The year 1805 was the last of Crabbe's sojourn in Suffolk, and it was made memorable in the annals of literature by the appearance of the Lay of the Last Minstrel. Crabbe first met with it in a bookseller's shop in Ipswich, read it nearly through while standing at the counter, and pronounced that a new and great poet had appeared.
This was Crabbe's first introduction to one who was before long to prove himself one of his warmest admirers and friends. It was one of Crabbe's virtues that he was quick to recognise the worth of his poetical contemporaries. He had been repelled, with many others, by the weak side of the Lyrical Ballads, but he lived to revere Wordsworth's genius. His admiration for Burns was unstinted. But amid all the signs of a poetical renaissance in progress, and under a natural temptation to tread the fresh woods and pictures new that were opening before him, it showed a true judgment in Crabbe that he never faltered in the conviction that his own opportunity and his own strength lay elsewhere.
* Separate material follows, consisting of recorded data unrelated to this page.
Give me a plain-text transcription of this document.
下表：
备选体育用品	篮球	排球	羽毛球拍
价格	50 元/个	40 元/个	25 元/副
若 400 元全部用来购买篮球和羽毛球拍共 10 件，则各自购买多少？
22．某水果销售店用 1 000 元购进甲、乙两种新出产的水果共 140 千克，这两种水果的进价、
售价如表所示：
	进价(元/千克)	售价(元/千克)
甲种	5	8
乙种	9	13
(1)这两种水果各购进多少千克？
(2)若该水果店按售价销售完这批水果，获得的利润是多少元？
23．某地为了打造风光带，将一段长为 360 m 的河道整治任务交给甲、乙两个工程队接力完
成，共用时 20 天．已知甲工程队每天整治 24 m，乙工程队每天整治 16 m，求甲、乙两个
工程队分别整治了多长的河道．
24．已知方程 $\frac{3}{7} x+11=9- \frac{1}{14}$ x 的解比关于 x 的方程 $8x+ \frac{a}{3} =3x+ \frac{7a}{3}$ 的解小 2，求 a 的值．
Not in the romantic or the mystical—not in perfection of form or melody of lyric verse, were his own humbler triumphs to be won. Like Wordsworth, he was to find a sufficiency in the "common growth of mother-earth," though indeed less in her "mirth" than in her "tears," Notwithstanding his Eustace Grey, and World of Dreams, and the really powerful story of Aaron the Gipsy (afterwards to appear as the The Hall of Justice), Crabbe was returning to the themes and the methods of The Village. He had already completed The Parish Register, and had The Borough in contemplation, when he returned to his Leicestershire parish. The woods of Belvoir, and the rural charms of Parham and Glemham, had not dimmed the memory of the sordid little fishing-town, where the spirit of poetry had first met him, and thrown her mantle round him.
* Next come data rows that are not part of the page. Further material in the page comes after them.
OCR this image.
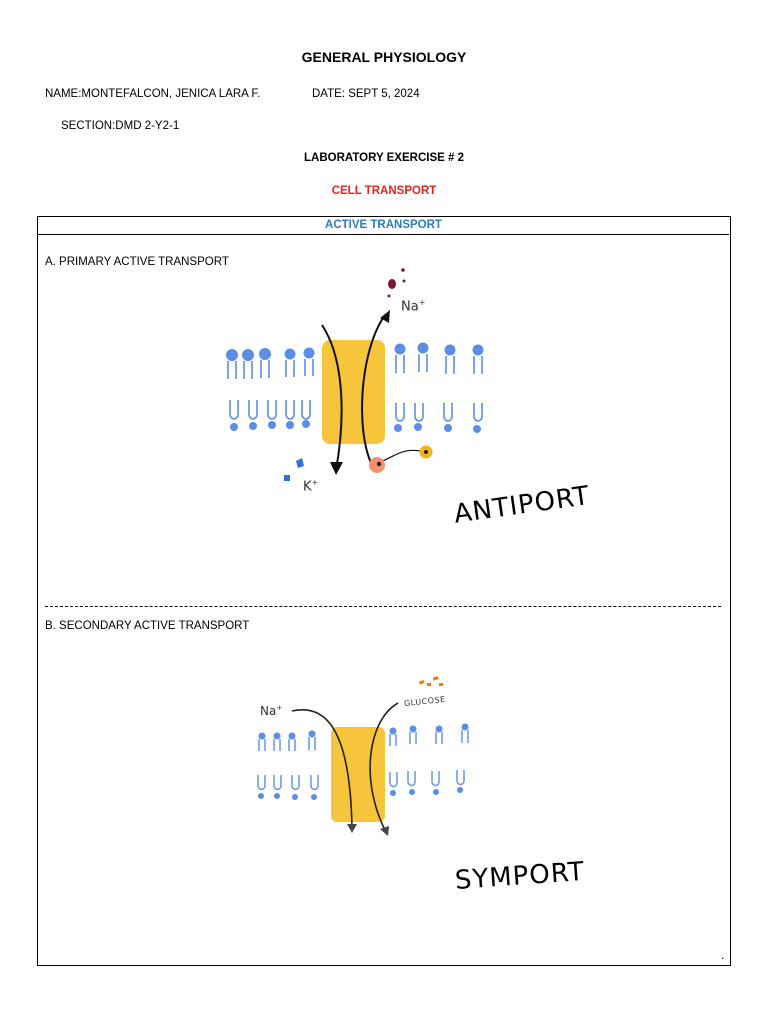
GENERAL PHYSIOLOGY
NAME:MONTEFALCON, JENICA LARA F.	DATE: SEPT 5, 2024
SECTION:DMD 2-Y2-1
LABORATORY EXERCISE # 2
CELL TRANSPORT
ACTIVE TRANSPORT
A. PRIMARY ACTIVE TRANSPORT
Na+
K+	ANTIPORT
B. SECONDARY ACTIVE TRANSPORT
Na+	GLUCOSE
SYMPORT
.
And now the day had come when the mandate of the bishop could no longer be ignored. In October 1805, Crabbe with his wife and two sons returned to the Parsonage at Muston. He had been absent from his joint livings about thirteen years, of which four had been spent at Parham, five at Great Glemham, and four at Rendham, all three places lying within a small area, and within reach of the same old friends and relations. No wonder that he left the neighbourhood with a reluctance that was probably too well guessed by his parishioners in the Vale of Belvoir.
FOOTNOTES:
[!-- Note Anchor 3 --][Footnote 3: Richard Turner of Yarmouth was a man of considerable culture, and belonged to a family of scholars. His eldest brother was Master of Pembroke, Cambridge, and Dean of Norwich: his youngest son was Sir Charles Turner, a Lord Justice of Appeal; and Dawson Turner was his nephew. Richard Turner was the intimate friend of Dr. Parr, Paley, and Canning.]
[!-- Note Anchor 4 --][Footnote 4: Readers of Lockhart's Biography will remember that in one of Scott's latest letters to his son-in-law, before he left England for Naples, he quoted and applied to himself this stanza of Sir Eustace Grey. The incident is the more pathetic that Scott, as he wrote the words, was quite aware that his own mind was failing.]